Bu büyük baskıya karşı kadınların tek silahı vardır: “Dayanışarak isyan etmek.” Halk isyanları, kadınların isyanıyla birleştiği ya da ondan güç aldığı ölçüde başarılı olmuş, kadınların kazanımlarını da beraberinde yükseltmiştir.
Kadınlar, sadece kendi haklarının savunucusu değil aynı zamanda, daha eşitlikçi bir düzenin, sosyalizmin vaad ettigi yeni bir insanlık ideali uğruna mücadele eden bir birey olarak ,
enternasyonel hareketle dünyada yerini almalıdır.
Kadına Yönelik Şiddetle Mücadele Günü
25 Kasım, “Kadına Yönelik Şiddetle Mücedele Günü.” Birleşmiş Milletler, 1999 yılında aldığı kararla bu günü ilan etti. Türkiye de bu kararı destekledi. 25 Kasım 1960, Dominik Cumhuriyeti’nde diktatörlüğe karşı savaş açan üç kız kardeşin öldürüldüğü gün. Her türlü şiddete ve toplumsal şiddetin güç aldığı diktatörlüklere karşı savaşın sembolize edildiği gün.
Ama ne yazık ki, BM tarafından belirlenen ve ilan edilen çok sayıda gün gibi, günün öznesi olanların hakları çiğnenmeye, kağıt üzerinde kalmaya devam ediyor.
Türkiye’de de durum farklı değil.

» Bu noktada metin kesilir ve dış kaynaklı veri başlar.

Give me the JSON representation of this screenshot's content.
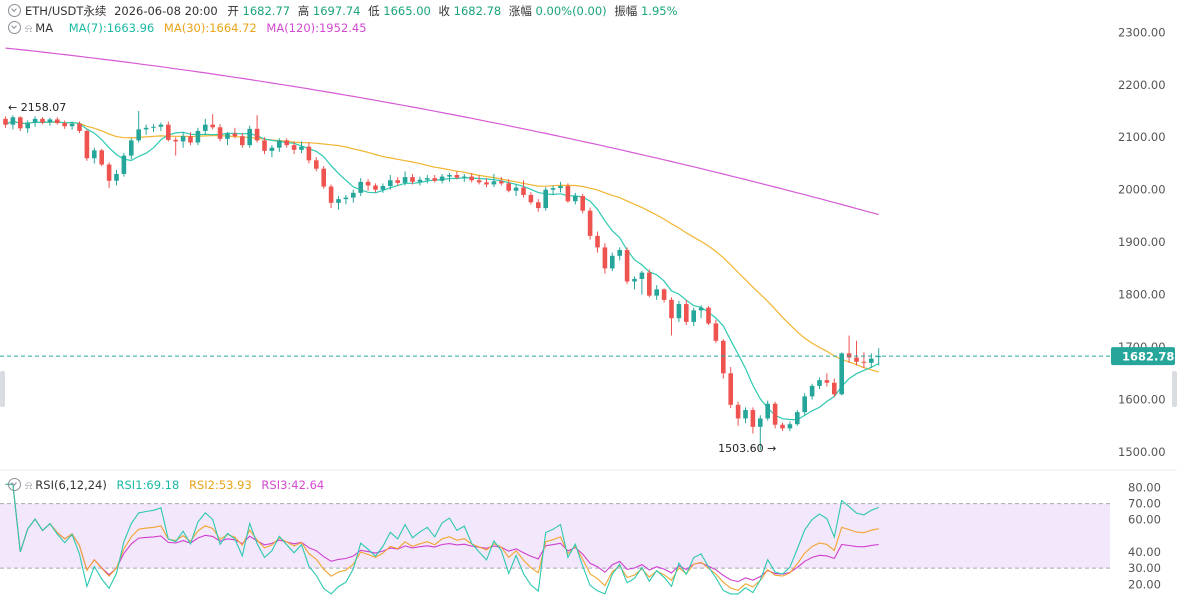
{
  "header": {
    "symbol": "ETH/USDT永续",
    "datetime": "2026-06-08 20:00",
    "open_label": "开",
    "open": "1682.77",
    "high_label": "高",
    "high": "1697.74",
    "low_label": "低",
    "low": "1665.00",
    "close_label": "收",
    "close": "1682.78",
    "change_label": "涨幅",
    "change": "0.00%(0.00)",
    "amp_label": "振幅",
    "amp": "1.95%"
  },
  "ma_legend": {
    "name": "MA",
    "ma7": "MA(7):1663.96",
    "ma30": "MA(30):1664.72",
    "ma120": "MA(120):1952.45"
  },
  "rsi_legend": {
    "name": "RSI(6,12,24)",
    "rsi1": "RSI1:69.18",
    "rsi2": "RSI2:53.93",
    "rsi3": "RSI3:42.64"
  },
  "colors": {
    "up": "#26a69a",
    "down": "#ef5350",
    "ma7": "#2dc9b0",
    "ma30": "#f2b531",
    "ma120": "#d65ad6",
    "rsi1": "#2dc9b0",
    "rsi2": "#f2a531",
    "rsi3": "#cf3fcf",
    "rsi_band": "#f3e7fb",
    "price_tag": "#26a69a"
  },
  "icons": [
    "collapse-chevron-icon",
    "bell-icon"
  ],
  "chart_data": [
    {
      "type": "candlestick",
      "y_ticks": [
        "2300.00",
        "2200.00",
        "2100.00",
        "2000.00",
        "1900.00",
        "1800.00",
        "1700.00",
        "1600.00",
        "1500.00"
      ],
      "ylim": [
        1488,
        2330
      ],
      "last_price": "1682.78",
      "annotations": {
        "high": "2158.07",
        "low": "1503.60"
      },
      "candles": [
        [
          2135,
          2140,
          2118,
          2124
        ],
        [
          2124,
          2142,
          2115,
          2138
        ],
        [
          2138,
          2140,
          2112,
          2117
        ],
        [
          2117,
          2132,
          2108,
          2128
        ],
        [
          2128,
          2140,
          2120,
          2135
        ],
        [
          2135,
          2138,
          2125,
          2128
        ],
        [
          2128,
          2137,
          2122,
          2134
        ],
        [
          2134,
          2138,
          2124,
          2127
        ],
        [
          2127,
          2132,
          2116,
          2121
        ],
        [
          2121,
          2130,
          2114,
          2126
        ],
        [
          2126,
          2130,
          2108,
          2112
        ],
        [
          2112,
          2115,
          2055,
          2060
        ],
        [
          2060,
          2080,
          2050,
          2075
        ],
        [
          2075,
          2078,
          2045,
          2048
        ],
        [
          2048,
          2052,
          2003,
          2017
        ],
        [
          2017,
          2038,
          2008,
          2030
        ],
        [
          2030,
          2070,
          2025,
          2065
        ],
        [
          2065,
          2098,
          2058,
          2094
        ],
        [
          2094,
          2150,
          2090,
          2115
        ],
        [
          2115,
          2124,
          2105,
          2118
        ],
        [
          2118,
          2125,
          2110,
          2120
        ],
        [
          2120,
          2128,
          2112,
          2124
        ],
        [
          2124,
          2130,
          2092,
          2095
        ],
        [
          2095,
          2100,
          2065,
          2092
        ],
        [
          2092,
          2110,
          2080,
          2102
        ],
        [
          2102,
          2110,
          2085,
          2090
        ],
        [
          2090,
          2118,
          2085,
          2112
        ],
        [
          2112,
          2135,
          2105,
          2124
        ],
        [
          2124,
          2144,
          2115,
          2119
        ],
        [
          2119,
          2125,
          2092,
          2097
        ],
        [
          2097,
          2110,
          2085,
          2107
        ],
        [
          2107,
          2118,
          2098,
          2102
        ],
        [
          2102,
          2108,
          2080,
          2085
        ],
        [
          2085,
          2122,
          2080,
          2116
        ],
        [
          2116,
          2142,
          2090,
          2094
        ],
        [
          2094,
          2100,
          2068,
          2074
        ],
        [
          2074,
          2085,
          2062,
          2080
        ],
        [
          2080,
          2098,
          2072,
          2094
        ],
        [
          2094,
          2098,
          2080,
          2085
        ],
        [
          2085,
          2092,
          2068,
          2076
        ],
        [
          2076,
          2092,
          2070,
          2082
        ],
        [
          2082,
          2090,
          2050,
          2056
        ],
        [
          2056,
          2062,
          2035,
          2040
        ],
        [
          2040,
          2045,
          2002,
          2006
        ],
        [
          2006,
          2010,
          1965,
          1975
        ],
        [
          1975,
          1988,
          1962,
          1982
        ],
        [
          1982,
          1990,
          1972,
          1985
        ],
        [
          1985,
          2000,
          1975,
          1994
        ],
        [
          1994,
          2022,
          1988,
          2015
        ],
        [
          2015,
          2020,
          1998,
          2008
        ],
        [
          2008,
          2012,
          1995,
          2000
        ],
        [
          2000,
          2012,
          1994,
          2007
        ],
        [
          2007,
          2028,
          2000,
          2018
        ],
        [
          2018,
          2024,
          2008,
          2013
        ],
        [
          2013,
          2035,
          2008,
          2024
        ],
        [
          2024,
          2030,
          2010,
          2015
        ],
        [
          2015,
          2025,
          2008,
          2019
        ],
        [
          2019,
          2028,
          2012,
          2022
        ],
        [
          2022,
          2028,
          2014,
          2017
        ],
        [
          2017,
          2030,
          2012,
          2025
        ],
        [
          2025,
          2032,
          2015,
          2028
        ],
        [
          2028,
          2035,
          2020,
          2023
        ],
        [
          2023,
          2030,
          2015,
          2025
        ],
        [
          2025,
          2032,
          2014,
          2018
        ],
        [
          2018,
          2028,
          2010,
          2014
        ],
        [
          2014,
          2022,
          2005,
          2010
        ],
        [
          2010,
          2030,
          2005,
          2016
        ],
        [
          2016,
          2024,
          2008,
          2012
        ],
        [
          2012,
          2020,
          1995,
          1998
        ],
        [
          1998,
          2010,
          1988,
          2004
        ],
        [
          2004,
          2018,
          1985,
          1990
        ],
        [
          1990,
          1995,
          1972,
          1976
        ],
        [
          1976,
          1982,
          1958,
          1965
        ],
        [
          1965,
          2005,
          1960,
          2000
        ],
        [
          2000,
          2008,
          1990,
          2003
        ],
        [
          2003,
          2015,
          1995,
          2007
        ],
        [
          2007,
          2012,
          1975,
          1978
        ],
        [
          1978,
          1994,
          1972,
          1988
        ],
        [
          1988,
          1992,
          1955,
          1960
        ],
        [
          1960,
          1966,
          1905,
          1912
        ],
        [
          1912,
          1920,
          1880,
          1890
        ],
        [
          1890,
          1898,
          1840,
          1850
        ],
        [
          1850,
          1880,
          1845,
          1874
        ],
        [
          1874,
          1890,
          1865,
          1885
        ],
        [
          1885,
          1890,
          1820,
          1825
        ],
        [
          1825,
          1835,
          1810,
          1830
        ],
        [
          1830,
          1845,
          1800,
          1842
        ],
        [
          1842,
          1848,
          1795,
          1798
        ],
        [
          1798,
          1818,
          1790,
          1810
        ],
        [
          1810,
          1812,
          1785,
          1790
        ],
        [
          1790,
          1795,
          1722,
          1755
        ],
        [
          1755,
          1788,
          1748,
          1782
        ],
        [
          1782,
          1790,
          1742,
          1748
        ],
        [
          1748,
          1775,
          1740,
          1770
        ],
        [
          1770,
          1780,
          1755,
          1775
        ],
        [
          1775,
          1778,
          1742,
          1745
        ],
        [
          1745,
          1752,
          1708,
          1712
        ],
        [
          1712,
          1715,
          1640,
          1650
        ],
        [
          1650,
          1662,
          1584,
          1590
        ],
        [
          1590,
          1596,
          1550,
          1564
        ],
        [
          1564,
          1585,
          1555,
          1580
        ],
        [
          1580,
          1585,
          1535,
          1548
        ],
        [
          1548,
          1570,
          1503.6,
          1564
        ],
        [
          1564,
          1598,
          1560,
          1592
        ],
        [
          1592,
          1596,
          1545,
          1552
        ],
        [
          1552,
          1556,
          1540,
          1545
        ],
        [
          1545,
          1558,
          1540,
          1553
        ],
        [
          1553,
          1580,
          1550,
          1576
        ],
        [
          1576,
          1612,
          1570,
          1606
        ],
        [
          1606,
          1630,
          1600,
          1626
        ],
        [
          1626,
          1642,
          1620,
          1637
        ],
        [
          1637,
          1650,
          1625,
          1632
        ],
        [
          1632,
          1640,
          1605,
          1610
        ],
        [
          1610,
          1690,
          1608,
          1688
        ],
        [
          1688,
          1722,
          1670,
          1680
        ],
        [
          1680,
          1712,
          1665,
          1672
        ],
        [
          1672,
          1690,
          1660,
          1670
        ],
        [
          1670,
          1688,
          1660,
          1678
        ],
        [
          1682.77,
          1697.74,
          1665,
          1682.78
        ]
      ]
    },
    {
      "type": "line",
      "title": "RSI(6,12,24)",
      "y_ticks": [
        "80.00",
        "70.00",
        "60.00",
        "40.00",
        "30.00",
        "20.00"
      ],
      "ylim": [
        13,
        83
      ],
      "band": [
        30,
        70
      ],
      "series": [
        {
          "name": "RSI1"
        },
        {
          "name": "RSI2"
        },
        {
          "name": "RSI3"
        }
      ]
    }
  ]
}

Hatta giderek kötüleşiyor.
İstanbul Sözleşmesi Cumhurbaşkanlığı kararıyla feshedildi. Sırada 6284 sayılı yasa var dense de zaten birçok vaka da gösterdi ki, bu yasa yeterince etkin uygulanmıyor.
Buna karşılık mesela Rojava’da kadını güvence altına alan 12 madde resmileşerek, Anayasal hak olarak kabul edilmiş. Kadın kotası yüzde 40’a çıkarılmış; öz savunma hakları teslim edilmiş, mahalle meclislerini kurarak, komün düzenini büyüterek, çocuk, gençlik gruplarıyla, mecliste, belediyelerde görev almışlar; kendi renkleri ve kendi dillerine sahip çıkmışlar. Kürtler, Süryaniler ve Ezidiler’den söz ediyoruz. Bilimsel, siyasi, kültürel akedemileri var; hukuki konularda destek aldıkları kadın komiteleri var.
Kadın mücadelesi bütün dünyada büyük bir ivme kazandı. “Dünyayı kadınlar kurtaracak”, “bu isyanı sevmekle başlayacak her şey” diyenlerin sayısı artıyor. Bu isyan erkek öznesine karşı bir isyan aynı zamanda ve erkekler yeni yüz yılın hesabını yaptıklarında bu dönüşümü de hesaba katmak zorundalar artık.